Any visitor to Kuonji will first need to formally enter Mount Minobu by passing through the So-mon gate. Once through, to the left is a stone which apparently Nichiren Shonin himself sat on over seven hundred years ago. The Temple is reached slightly further on by passing through the grand San-Mon gate and climbing the 287 stone steps which ascend the 104 metres to the Main Hall. This final stage on the route to Kuonji leads you up through a forest of Japanese cedars and is known as bodaitei , “steps towards enlightenment”. In the basement of the Main Hall is an exhibition of precious Buddhist artifacts; the Temple precints are home to a number of other lesser known, but still impressive, buildings. Given its importance, the temple is the site of many Buddhist festivals throughout the year, and the grounds are arguably at their most beautiful in the spring, when painted with the light pink of sadare-zakura (cherry blossoms).


 

 

Despite the central role of Kuonji in Minobu’s hostory, with a little exploration it is apparent that there is much more to this town than its famous temple, and you don’t have to stray too far from Kuonji to find out. A short walk from the temple grounds is the beginning of the Minobu ropeway, which climbs the 763 metres to the summit of Mount Minobu in approximately 7 minutes. Nichiren Shonin built Okunoin Temple on the summit of Mount Minobu in memory of his parents and the grand setting is fitting for a memorial. Visitors to Okunoin are rewarded with 360 degree panoramic views, taking in the townscape of Minobu, the Fujikawa river carving its way through the valley below, the nearby peak of Shichimanzen, Mount Fuji and the distant range of the Minami Alps. The most striking sight, though, is reserved for sunrise when the sun emerges from behind Mount Fuji and temporarily illuminates the summit-- a sight known as ‘Diamond Fuji’.
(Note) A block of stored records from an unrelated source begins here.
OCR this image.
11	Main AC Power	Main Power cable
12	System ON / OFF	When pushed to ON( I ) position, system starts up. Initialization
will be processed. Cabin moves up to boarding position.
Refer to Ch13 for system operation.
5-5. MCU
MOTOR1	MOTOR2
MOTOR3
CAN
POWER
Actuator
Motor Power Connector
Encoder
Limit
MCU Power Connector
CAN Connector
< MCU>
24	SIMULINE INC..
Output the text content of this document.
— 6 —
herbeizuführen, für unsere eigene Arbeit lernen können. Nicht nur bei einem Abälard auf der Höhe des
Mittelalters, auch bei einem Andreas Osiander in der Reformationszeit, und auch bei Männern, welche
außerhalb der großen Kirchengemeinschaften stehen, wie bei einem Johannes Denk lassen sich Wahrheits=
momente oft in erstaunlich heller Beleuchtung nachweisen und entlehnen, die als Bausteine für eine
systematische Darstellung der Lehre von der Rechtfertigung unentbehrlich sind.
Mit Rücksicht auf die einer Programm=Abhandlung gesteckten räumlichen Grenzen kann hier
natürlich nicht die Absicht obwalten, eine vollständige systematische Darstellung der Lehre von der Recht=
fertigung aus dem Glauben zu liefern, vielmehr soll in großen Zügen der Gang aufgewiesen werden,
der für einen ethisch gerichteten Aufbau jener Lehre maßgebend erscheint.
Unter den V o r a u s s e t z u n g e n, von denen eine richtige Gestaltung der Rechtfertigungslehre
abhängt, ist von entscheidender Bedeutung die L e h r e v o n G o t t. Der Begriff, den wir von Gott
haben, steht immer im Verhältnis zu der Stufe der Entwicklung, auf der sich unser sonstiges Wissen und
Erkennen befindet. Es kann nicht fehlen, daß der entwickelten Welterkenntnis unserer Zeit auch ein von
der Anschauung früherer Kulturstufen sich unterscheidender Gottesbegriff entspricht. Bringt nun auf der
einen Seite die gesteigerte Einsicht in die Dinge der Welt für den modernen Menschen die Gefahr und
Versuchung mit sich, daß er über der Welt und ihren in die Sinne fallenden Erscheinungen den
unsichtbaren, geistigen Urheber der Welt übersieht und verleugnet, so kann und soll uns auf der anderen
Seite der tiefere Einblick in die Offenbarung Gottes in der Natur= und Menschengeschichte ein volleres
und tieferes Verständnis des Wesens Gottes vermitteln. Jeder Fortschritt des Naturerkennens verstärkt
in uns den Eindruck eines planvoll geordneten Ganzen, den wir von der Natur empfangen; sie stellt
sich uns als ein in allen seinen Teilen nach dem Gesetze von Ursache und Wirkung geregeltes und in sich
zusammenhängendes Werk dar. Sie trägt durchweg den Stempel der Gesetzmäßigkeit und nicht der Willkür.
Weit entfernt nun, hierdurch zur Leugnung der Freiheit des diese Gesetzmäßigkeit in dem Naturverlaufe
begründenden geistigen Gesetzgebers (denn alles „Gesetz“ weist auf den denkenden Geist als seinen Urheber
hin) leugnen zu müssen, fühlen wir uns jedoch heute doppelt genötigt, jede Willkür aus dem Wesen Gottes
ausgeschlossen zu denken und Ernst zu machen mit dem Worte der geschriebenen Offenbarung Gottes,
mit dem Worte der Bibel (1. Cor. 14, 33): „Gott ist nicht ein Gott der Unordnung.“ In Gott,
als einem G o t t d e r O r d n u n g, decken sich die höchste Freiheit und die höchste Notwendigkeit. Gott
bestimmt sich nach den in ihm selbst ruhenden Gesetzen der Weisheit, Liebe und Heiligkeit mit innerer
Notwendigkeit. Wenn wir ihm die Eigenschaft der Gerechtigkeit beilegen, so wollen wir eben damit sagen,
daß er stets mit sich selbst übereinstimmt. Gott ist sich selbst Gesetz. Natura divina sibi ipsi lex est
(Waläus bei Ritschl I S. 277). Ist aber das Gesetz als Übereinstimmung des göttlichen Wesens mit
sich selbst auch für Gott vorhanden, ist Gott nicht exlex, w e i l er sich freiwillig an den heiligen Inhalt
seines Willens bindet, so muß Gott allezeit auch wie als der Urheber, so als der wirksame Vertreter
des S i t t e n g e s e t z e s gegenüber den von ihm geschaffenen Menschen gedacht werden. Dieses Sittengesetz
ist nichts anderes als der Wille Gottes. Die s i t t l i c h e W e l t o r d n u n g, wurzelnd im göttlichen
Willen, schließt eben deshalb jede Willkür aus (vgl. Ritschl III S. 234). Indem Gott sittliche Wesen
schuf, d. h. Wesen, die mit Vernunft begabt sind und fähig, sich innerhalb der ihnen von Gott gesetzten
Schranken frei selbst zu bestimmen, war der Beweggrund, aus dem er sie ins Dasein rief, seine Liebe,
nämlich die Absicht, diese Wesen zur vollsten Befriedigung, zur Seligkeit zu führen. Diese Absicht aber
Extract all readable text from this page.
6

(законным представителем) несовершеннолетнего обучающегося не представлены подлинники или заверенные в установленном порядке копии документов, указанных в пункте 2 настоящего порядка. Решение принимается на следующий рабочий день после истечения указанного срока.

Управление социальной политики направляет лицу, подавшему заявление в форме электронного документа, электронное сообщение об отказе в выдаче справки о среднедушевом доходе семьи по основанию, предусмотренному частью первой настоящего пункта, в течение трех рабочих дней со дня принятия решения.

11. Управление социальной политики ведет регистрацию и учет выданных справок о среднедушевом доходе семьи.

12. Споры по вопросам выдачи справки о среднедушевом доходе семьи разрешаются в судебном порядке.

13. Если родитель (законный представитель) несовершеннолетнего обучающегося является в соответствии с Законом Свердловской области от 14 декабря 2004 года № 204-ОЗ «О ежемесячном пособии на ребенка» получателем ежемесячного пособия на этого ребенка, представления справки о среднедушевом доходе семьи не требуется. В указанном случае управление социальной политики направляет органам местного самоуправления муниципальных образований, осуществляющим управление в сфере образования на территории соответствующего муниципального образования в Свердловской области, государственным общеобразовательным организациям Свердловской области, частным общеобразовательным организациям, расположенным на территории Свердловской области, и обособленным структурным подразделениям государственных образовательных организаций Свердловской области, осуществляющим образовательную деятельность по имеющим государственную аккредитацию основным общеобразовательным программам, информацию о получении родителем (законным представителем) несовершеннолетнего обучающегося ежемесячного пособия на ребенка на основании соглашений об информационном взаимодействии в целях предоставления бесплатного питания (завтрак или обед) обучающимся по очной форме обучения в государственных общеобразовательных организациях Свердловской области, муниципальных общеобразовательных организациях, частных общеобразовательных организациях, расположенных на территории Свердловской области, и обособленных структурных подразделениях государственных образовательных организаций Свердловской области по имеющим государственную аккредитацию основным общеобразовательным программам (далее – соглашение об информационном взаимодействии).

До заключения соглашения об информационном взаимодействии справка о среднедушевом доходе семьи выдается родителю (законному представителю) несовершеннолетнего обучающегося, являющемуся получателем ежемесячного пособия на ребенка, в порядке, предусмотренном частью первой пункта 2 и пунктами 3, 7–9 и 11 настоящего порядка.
Another area for shopping enthusiasts is Shonin-dori, the common name for the shopping district outside of Minobu station. Famous for being a “Modern day historic city”, great care has been taken to provide this uniform, historically accurate visual scene. All of the shop buildings have traditionally tiled roofs, with the edges bearing the family crest of the architect. Perhpas the biggest step towards authenticity, and the biggest difference with any other street in Japan, is the sky. Shonin-dori is pleasantly devoid of any overhead electrical or telephone wires, all of which have been buried underground. Also, on weekends and public holidays, rickshaws are on hand to give traditional tours of the streets.